Promotion: harness-local → per-package → harn-canon

The natural ladder is:

Harness-local custom rule. Lives in one project's custom_rules: [...]. Zero coordination cost; only fires for that harness.
Per-package catalogue. Once two or more harnesses copy the same rule, factor it into a Harn package that exports a catalogue(...) value, and have each harness register it into their preset's registry. The package can ship its own .expected fixtures and version semantics. This is the recommended home for vendor-specific or org-specific catalogues.
harn-canon graduation. Move the rule into stdlib_tool_hooks_catalogues.harn once the bar above is met and the rule has at least a quarter of cross-harness real-world usage without bug reports.
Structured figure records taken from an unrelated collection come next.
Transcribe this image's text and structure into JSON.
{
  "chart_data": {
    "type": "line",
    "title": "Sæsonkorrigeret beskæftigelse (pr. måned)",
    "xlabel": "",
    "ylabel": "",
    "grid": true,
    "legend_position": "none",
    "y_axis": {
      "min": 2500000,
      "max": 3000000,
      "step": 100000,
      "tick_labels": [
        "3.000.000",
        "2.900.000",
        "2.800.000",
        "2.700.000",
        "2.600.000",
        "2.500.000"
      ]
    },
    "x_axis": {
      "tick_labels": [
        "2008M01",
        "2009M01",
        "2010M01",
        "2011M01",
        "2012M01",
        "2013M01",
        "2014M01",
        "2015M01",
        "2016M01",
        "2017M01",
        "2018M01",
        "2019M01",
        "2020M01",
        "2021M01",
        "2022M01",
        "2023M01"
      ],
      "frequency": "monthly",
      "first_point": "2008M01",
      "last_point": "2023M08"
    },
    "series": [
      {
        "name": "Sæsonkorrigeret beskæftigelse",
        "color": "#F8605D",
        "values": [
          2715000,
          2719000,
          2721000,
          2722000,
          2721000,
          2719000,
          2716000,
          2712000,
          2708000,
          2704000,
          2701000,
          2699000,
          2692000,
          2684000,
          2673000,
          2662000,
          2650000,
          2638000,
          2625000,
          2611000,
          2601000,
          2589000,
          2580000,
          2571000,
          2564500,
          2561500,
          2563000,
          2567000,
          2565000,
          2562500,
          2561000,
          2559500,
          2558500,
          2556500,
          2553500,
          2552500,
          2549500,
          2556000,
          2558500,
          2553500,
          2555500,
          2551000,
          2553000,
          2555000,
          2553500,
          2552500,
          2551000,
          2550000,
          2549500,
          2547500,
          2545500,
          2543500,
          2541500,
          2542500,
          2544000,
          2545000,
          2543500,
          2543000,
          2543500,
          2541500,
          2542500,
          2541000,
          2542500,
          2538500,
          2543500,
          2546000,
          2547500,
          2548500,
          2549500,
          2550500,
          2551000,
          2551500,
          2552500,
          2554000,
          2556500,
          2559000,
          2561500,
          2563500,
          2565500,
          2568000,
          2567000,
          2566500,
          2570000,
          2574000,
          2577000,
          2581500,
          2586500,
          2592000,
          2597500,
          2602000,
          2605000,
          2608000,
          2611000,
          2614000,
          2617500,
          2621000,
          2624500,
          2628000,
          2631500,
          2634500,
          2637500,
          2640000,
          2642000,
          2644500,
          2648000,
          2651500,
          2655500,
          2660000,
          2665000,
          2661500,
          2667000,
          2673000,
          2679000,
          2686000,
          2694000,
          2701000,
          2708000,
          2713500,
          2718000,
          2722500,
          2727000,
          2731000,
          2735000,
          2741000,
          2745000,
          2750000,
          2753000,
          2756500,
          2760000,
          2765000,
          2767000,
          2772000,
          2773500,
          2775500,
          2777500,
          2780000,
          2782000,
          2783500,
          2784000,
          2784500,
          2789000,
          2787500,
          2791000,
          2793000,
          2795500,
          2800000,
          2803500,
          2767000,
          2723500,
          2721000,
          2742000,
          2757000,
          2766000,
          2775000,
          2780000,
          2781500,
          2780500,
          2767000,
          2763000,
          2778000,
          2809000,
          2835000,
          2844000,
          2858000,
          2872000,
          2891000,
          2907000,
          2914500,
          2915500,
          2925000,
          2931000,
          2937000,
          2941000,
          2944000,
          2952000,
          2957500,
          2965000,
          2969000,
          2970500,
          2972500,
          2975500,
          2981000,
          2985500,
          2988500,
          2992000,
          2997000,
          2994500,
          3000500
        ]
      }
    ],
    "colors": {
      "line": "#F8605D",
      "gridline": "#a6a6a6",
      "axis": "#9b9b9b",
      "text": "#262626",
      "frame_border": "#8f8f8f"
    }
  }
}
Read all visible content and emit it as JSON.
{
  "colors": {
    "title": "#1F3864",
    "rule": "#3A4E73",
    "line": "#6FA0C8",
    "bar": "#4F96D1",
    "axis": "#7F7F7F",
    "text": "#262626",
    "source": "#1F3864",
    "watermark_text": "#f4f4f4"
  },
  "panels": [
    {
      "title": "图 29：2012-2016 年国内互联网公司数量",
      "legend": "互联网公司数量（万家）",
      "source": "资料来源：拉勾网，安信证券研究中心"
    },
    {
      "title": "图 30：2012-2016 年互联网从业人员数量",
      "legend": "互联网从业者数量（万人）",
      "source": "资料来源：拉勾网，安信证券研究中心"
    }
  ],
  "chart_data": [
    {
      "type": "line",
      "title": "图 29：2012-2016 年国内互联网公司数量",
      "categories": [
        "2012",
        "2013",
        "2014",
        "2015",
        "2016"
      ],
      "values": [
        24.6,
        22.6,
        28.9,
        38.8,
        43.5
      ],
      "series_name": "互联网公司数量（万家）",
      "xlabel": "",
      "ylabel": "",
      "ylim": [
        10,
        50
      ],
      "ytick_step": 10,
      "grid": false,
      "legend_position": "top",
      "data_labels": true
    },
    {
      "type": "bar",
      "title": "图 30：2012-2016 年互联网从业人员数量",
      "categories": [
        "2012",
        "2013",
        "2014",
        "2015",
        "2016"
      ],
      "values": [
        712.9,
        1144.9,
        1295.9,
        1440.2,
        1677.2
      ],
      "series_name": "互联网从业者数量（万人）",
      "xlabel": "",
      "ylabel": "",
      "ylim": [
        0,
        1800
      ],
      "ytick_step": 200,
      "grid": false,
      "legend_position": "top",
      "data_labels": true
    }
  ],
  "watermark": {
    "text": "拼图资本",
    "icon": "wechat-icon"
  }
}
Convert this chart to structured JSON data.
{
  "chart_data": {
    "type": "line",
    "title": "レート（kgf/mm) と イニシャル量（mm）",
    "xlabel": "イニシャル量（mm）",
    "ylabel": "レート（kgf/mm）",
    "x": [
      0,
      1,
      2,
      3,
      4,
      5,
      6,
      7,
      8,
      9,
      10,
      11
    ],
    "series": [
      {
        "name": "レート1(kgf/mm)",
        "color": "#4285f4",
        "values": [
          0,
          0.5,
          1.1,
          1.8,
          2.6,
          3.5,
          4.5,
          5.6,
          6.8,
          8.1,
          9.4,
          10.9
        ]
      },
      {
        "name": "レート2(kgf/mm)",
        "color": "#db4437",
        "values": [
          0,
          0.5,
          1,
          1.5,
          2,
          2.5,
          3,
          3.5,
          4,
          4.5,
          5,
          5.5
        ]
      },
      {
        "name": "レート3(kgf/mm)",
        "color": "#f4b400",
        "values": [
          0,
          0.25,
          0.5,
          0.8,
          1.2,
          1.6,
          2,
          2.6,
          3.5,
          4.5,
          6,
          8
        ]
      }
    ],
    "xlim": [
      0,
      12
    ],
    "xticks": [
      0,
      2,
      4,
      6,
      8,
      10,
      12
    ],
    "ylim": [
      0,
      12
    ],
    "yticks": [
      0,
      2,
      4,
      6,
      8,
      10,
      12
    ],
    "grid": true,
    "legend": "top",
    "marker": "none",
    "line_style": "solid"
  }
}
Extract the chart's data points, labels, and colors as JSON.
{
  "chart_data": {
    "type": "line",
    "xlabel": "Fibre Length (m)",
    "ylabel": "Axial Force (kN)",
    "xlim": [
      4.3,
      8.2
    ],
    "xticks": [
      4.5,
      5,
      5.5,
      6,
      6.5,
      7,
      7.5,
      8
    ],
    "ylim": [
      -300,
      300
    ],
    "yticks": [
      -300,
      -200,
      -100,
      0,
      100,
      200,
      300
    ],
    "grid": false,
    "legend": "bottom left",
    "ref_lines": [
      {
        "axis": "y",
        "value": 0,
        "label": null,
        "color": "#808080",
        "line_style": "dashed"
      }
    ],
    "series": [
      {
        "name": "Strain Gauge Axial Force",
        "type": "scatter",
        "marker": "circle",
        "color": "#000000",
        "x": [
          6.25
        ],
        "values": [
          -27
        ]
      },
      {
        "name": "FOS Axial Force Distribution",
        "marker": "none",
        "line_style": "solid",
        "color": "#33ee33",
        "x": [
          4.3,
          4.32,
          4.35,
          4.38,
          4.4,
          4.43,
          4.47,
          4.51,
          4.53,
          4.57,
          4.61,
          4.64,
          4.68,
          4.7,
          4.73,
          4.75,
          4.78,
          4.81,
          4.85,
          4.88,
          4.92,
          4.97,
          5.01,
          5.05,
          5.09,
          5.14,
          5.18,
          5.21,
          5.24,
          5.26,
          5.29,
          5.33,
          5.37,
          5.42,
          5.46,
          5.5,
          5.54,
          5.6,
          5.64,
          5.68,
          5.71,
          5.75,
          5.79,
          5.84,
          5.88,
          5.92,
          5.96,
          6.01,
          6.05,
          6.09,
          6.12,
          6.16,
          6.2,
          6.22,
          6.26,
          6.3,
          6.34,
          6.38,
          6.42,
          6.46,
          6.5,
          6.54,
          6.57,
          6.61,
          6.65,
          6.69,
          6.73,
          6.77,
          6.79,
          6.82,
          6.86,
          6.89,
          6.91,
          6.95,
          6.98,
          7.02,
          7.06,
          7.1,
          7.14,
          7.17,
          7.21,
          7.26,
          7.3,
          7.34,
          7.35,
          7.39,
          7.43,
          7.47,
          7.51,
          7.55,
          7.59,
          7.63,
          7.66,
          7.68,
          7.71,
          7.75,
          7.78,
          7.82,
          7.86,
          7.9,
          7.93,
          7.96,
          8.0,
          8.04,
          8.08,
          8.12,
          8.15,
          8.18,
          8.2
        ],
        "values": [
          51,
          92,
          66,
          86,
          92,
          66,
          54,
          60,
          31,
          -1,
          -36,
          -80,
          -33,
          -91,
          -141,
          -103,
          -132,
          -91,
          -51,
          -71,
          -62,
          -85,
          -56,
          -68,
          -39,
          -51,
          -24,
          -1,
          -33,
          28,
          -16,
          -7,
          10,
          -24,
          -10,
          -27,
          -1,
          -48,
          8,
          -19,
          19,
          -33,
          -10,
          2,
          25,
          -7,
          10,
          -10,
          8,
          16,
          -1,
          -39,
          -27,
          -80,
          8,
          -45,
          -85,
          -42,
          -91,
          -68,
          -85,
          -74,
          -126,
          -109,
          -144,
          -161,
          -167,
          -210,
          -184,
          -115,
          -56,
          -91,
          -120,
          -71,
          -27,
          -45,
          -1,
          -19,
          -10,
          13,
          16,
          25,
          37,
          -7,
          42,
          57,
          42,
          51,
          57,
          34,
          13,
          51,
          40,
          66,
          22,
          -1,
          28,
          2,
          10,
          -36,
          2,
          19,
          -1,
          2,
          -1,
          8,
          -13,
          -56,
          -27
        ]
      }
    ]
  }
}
When you graduate a rule from per-package to harn-canon:

Update the per-package catalogue to leave the rule out (callers using both will get it via the auto-seed, no duplicates).
File a deprecation note in the per-package CHANGELOG pointing to the harn-canon catalogue.
Update the rule's id to the <stack>.<tool>.<short> convention if it isn't already.

Gotchas

No lookaround in regex strings. The Rust regex crate doesn't support (?=...) / (?!...). Use a callable predicate plus the shared __cat_pred_prefix(prefix_re, suppress_markers) helper for "matches X but not when Y is present" shapes.
Anchor on the leading command. ^cmd\b keeps the rule from tripping on cmdsuffix or wrapper cmd. The shared __cat_* helpers all assume this convention.
Be careful with prefix-extension overlap. *.js matches *.json without an explicit terminator. The shared __cat_pred_find_for_ext helper handles this for find -name rules; if you roll your own, require (?:["']|\\s|$) after the extension.
Environment escape hatches go through env_or. The universal deny rules read HARN_TOOL_HOOKS_ALLOW_FORCE_PUSH via env_or so test contexts can opt out without mutating the process environment. If your rule needs an escape hatch, follow that pattern and document the env var in the rule's explanation.
Idempotent rewrites. __cat_append_flag(command, flag) checks for the flag's presence before appending so the rule fires once and stops. Your rewriter should be safe to apply multiple times to its own output — the catalogue-stack auto-seed path can stack with custom rules.
One sentence per explanation. Audit consumers render it inline. Multi-sentence rationales belong in references (link to the docs).
Don't depend on now(), random(), or shell() in predicates. Predicates run during the linear sweep on every dispatch and must be pure. Side effects belong in the mode callback.

Reviewing a rule PR

Reviewers should check:

Rule id follows <stack>.<tool>.<short> convention and is unique within the catalogue.
Pattern is anchored (^cmd\b or __cat_pred_prefix).
Severity matches behavior (error only for denies).
references cite upstream docs.
Rewrite is idempotent and uses __cat_append_flag or similar.
Conformance fixture covers both a hit and a miss.
Docs updated: shipped-catalogues table, cookbook recipe (when the rule unblocks a workflow), CHANGELOG Unreleased entry.
make conformance, make lint-md, make check-docs-snippets, and ./scripts/build_docs_site.sh all pass locally.

Tracking

Epic: #1884 — Preset run-command hook library.
This guide: TH-08 (#1901).
Catalogue source: crates/harn-stdlib/src/stdlib/stdlib_tool_hooks_catalogues.harn.
Conformance suite: conformance/tests/stdlib/tool_hooks/tool_hooks_*.harn.